In 2022, we registered five (low/medium-risk) operational risk events related to KYC (2021: one operational risk event) and one (low-risk) operational risk event related to KYS (Know Your Supplier). In all cases, the relevant KYC/KYS procedure was not fully followed. Remedial actions have been completed or are in progress.
Alleged customer-related integrity issues
This refers to any unusual transactions that could indicate money laundering, corruption, fraud, terrorist financing, or non-compliance with sanctions programs (OFAC/EU/ NL/UN/UK) by customers or other counter parties (such as guarantors, custodians, ultimate beneficial owners). In 2022, four new alleged customer related integrity cases were reported to the Compliance Committee (2021: 12 cases). Issues were triggered by investment or KYC staff, other DFIs and partner (international) finance institutions (IFIs) or whistle blowers. FMO investigates each case together with partner DFIs/IFIs where needed, to verify its legitimacy and to determine solutions. During 2022, we closed eight alleged customer-related integrity cases (2021: 11 cases), where either the issues were resolved or FMO decided to end the relationship.
Alleged employee-related integrity issues
Alleged employee-related integrity issues refer to any indication of suspected involvement with bribery, corruption, fraud, privacy violation, conflict of interest due to outside positions, gifts/entertainment/ hospitality, or use of price-sensitive information. In 2022, two cases were reported to the Compliance Committee (2021: one case), which have been closed.
Reported data breaches
In 2022, no data breaches were reported to the Data Protection Authority (2021: one data breach reported).

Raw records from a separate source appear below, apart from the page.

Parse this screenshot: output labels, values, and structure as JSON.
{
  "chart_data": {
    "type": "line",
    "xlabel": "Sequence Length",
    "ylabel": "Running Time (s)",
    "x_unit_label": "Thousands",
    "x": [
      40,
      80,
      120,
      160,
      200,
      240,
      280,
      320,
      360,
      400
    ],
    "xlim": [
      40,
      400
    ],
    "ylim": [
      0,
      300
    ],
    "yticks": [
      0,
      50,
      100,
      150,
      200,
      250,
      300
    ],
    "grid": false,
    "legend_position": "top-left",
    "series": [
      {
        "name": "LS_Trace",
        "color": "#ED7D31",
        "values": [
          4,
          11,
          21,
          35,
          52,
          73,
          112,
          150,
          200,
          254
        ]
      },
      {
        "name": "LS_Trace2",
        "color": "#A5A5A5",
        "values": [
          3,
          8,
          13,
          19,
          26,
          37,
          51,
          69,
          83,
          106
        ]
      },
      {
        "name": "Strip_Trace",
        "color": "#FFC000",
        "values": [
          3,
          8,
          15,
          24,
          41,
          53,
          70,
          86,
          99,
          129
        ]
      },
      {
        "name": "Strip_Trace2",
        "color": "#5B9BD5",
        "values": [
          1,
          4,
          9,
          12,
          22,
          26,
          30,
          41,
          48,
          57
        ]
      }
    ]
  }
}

Significant instances of non-compliance with laws and regulations
Significant instances of non-compliance constitute as a minimum those breaches of laws and regulations that have led to enforcement measures taken towards FMO by the relevant supervisory bodies or other competent authorities.
No enforcement measures were taken for instances of non-compliance with laws and regulations that occurred during the reporting period. Additionally, no enforcement measures were taken for instances of non-compliance with laws and regulations that occurred in previous reporting periods.
As a result of the file remediation, we reported a limited number of incidents to DNB at the end of 2021 and the beginning of 2022. These involved late notifications of unusual transactions to the Financial Intelligence Unit (FIU). DNB initiated an investigation into these incidents and the related KYC files. We expect this investigation to result in enforcement measures by DNB in 2023.